繊細な問題だから、またこれ以上触れまいとか、この話題を警戒しているから言葉が出にくいのではなく……。
もう、これで充分、二人の間では解決できたと思えたからだ。少なくとも葉月は。そして隣の夫もきっと同じように分かってくれていると葉月は信じていた。
二人は無言になってしまったけれど、肩を寄せ合って微笑みあっていた。
どこかしみじみと。お互いに噛みしめているようなじんわりと温かい空間に、また二人揃って寄り添い泳いでいるような感覚だった。
そのぬくもりを感じながら、葉月は最後の一口を頬張る。
これを頬張ったら、大佐嬢の顔になって、ここを出て行かねばならない。
チョコレートが大好きで、甘ったるい匂いに味のする奥さん。だけれど、ここを出たら冷たい横顔の大佐嬢になって……。

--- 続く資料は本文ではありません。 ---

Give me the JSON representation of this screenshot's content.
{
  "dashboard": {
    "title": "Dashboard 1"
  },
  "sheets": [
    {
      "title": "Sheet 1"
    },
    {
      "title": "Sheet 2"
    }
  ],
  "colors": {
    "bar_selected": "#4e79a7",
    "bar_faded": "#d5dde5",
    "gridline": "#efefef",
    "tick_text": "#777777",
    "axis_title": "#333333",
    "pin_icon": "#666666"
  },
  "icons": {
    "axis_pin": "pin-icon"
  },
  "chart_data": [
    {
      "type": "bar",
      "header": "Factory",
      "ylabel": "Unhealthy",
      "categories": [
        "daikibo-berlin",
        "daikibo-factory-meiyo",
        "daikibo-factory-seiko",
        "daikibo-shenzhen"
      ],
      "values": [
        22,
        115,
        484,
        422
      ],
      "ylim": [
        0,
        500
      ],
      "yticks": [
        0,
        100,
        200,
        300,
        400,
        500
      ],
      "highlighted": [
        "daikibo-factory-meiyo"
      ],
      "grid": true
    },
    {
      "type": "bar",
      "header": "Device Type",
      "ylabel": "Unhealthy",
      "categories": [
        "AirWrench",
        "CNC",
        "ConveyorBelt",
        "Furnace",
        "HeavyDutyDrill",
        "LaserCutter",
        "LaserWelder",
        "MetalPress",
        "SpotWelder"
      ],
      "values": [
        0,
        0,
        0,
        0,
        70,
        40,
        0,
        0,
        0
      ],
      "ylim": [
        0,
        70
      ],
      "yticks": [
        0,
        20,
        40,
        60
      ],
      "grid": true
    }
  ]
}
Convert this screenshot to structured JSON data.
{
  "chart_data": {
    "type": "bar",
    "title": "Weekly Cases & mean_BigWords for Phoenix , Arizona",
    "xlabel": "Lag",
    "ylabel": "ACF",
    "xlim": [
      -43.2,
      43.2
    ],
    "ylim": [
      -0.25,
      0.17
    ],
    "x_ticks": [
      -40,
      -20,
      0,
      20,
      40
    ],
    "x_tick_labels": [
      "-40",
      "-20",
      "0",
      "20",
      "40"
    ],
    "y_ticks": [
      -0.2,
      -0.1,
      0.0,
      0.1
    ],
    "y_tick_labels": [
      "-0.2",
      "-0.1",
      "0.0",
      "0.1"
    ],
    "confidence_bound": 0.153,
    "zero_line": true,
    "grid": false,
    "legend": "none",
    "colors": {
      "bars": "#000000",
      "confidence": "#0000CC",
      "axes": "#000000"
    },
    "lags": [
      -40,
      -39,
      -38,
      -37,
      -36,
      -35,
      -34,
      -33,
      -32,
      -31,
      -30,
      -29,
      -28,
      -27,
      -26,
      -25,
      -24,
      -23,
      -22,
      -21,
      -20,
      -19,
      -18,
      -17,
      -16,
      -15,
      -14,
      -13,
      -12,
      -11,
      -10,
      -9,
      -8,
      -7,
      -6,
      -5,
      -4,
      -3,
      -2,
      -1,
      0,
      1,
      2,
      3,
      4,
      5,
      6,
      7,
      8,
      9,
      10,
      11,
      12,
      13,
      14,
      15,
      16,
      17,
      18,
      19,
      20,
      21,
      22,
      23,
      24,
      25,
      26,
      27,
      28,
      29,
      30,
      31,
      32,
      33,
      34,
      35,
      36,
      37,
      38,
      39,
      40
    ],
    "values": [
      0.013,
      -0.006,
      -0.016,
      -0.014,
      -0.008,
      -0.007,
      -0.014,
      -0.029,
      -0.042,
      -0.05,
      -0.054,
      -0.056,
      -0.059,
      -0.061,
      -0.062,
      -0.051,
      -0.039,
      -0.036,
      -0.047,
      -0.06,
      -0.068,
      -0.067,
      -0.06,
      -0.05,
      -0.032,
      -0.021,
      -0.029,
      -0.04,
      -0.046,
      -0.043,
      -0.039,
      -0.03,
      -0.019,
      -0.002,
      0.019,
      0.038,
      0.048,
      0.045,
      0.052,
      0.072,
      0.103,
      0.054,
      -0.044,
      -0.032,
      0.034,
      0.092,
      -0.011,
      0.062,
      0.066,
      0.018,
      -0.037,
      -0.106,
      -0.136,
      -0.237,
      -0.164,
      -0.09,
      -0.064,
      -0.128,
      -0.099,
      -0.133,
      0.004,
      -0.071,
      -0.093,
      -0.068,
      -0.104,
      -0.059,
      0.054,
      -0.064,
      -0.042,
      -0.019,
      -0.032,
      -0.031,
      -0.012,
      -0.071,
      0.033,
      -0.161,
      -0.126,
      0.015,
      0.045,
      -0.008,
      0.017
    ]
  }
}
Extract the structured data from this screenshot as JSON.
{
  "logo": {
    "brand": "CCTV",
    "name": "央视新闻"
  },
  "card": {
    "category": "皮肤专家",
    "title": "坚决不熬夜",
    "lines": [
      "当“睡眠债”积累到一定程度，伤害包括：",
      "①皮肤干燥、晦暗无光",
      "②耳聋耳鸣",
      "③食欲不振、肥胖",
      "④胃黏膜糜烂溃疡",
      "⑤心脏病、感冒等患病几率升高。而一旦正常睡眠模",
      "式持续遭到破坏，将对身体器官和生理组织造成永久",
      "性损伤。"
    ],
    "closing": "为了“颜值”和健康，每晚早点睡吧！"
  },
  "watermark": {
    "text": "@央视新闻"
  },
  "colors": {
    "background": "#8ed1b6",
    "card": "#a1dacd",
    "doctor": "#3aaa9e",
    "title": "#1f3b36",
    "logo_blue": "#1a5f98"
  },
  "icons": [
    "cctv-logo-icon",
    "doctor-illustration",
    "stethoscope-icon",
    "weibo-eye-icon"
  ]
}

『ご馳走様』と言いかけた時、隣で黙っていた隼人が急に小さな笑いをこぼしていた。
「ちょっとお前、こっち向いて」
「え、なあに?」
隼人のしっかりとした骨格の指先が、葉月の顎に優しく触れた。
「まったく、子供みたいだな。カイと杏奈と変わらない」
「え、どうして?」
「ここ、クリームが付いている」
隼人の指が口の端をつついた。
葉月の唇の端に、チョコレートのクリームが残っていたようだ。
それをその指先で拭おうとしてくれている……と、思ったのだが。
ふいに。隼人の唇がそこに触れ、すうっと軽くクリームを吸う音……。
また澤村中佐らしからぬことを!? と葉月は驚く。今、葉月のランチタイムと言えども、誰もいない事務室に二人きりと言えども、職務中なんだけれど!? 葉月の身体は一瞬強張った。
「い、今はここでは、だ、だめ……でしょ。ね、貴方」
「たまにはいいだろう? 馬鹿みたいに甘くてもいいさ、今日までは」
まだ職務中の身であることを捨てきれない葉月の迷いなど厭わず、隼人にはそのまま唇までも吸われてしまった。
葉月は小さな呻き声でちょっとだけ抵抗したが……。
そうね、今日まではクリスマス。
馬鹿みたいに甘くてもいいわよね、今日までは──。
明日からはまた、甘くない毎日。
だからほんのちょっとだけ。
葉月はそのまま、再びチョコレート味に染まった唇を夫に捧げる。
来年も、私は貴方の傍に目の前にいるわ。
そしてまた私達を脅かす黒い夜を越えて、甘い匂いの一夜を迎えましょう。
熱く湧き出る想いの泉をどこまでも、二人で漂い寄り添って泳ぎたい。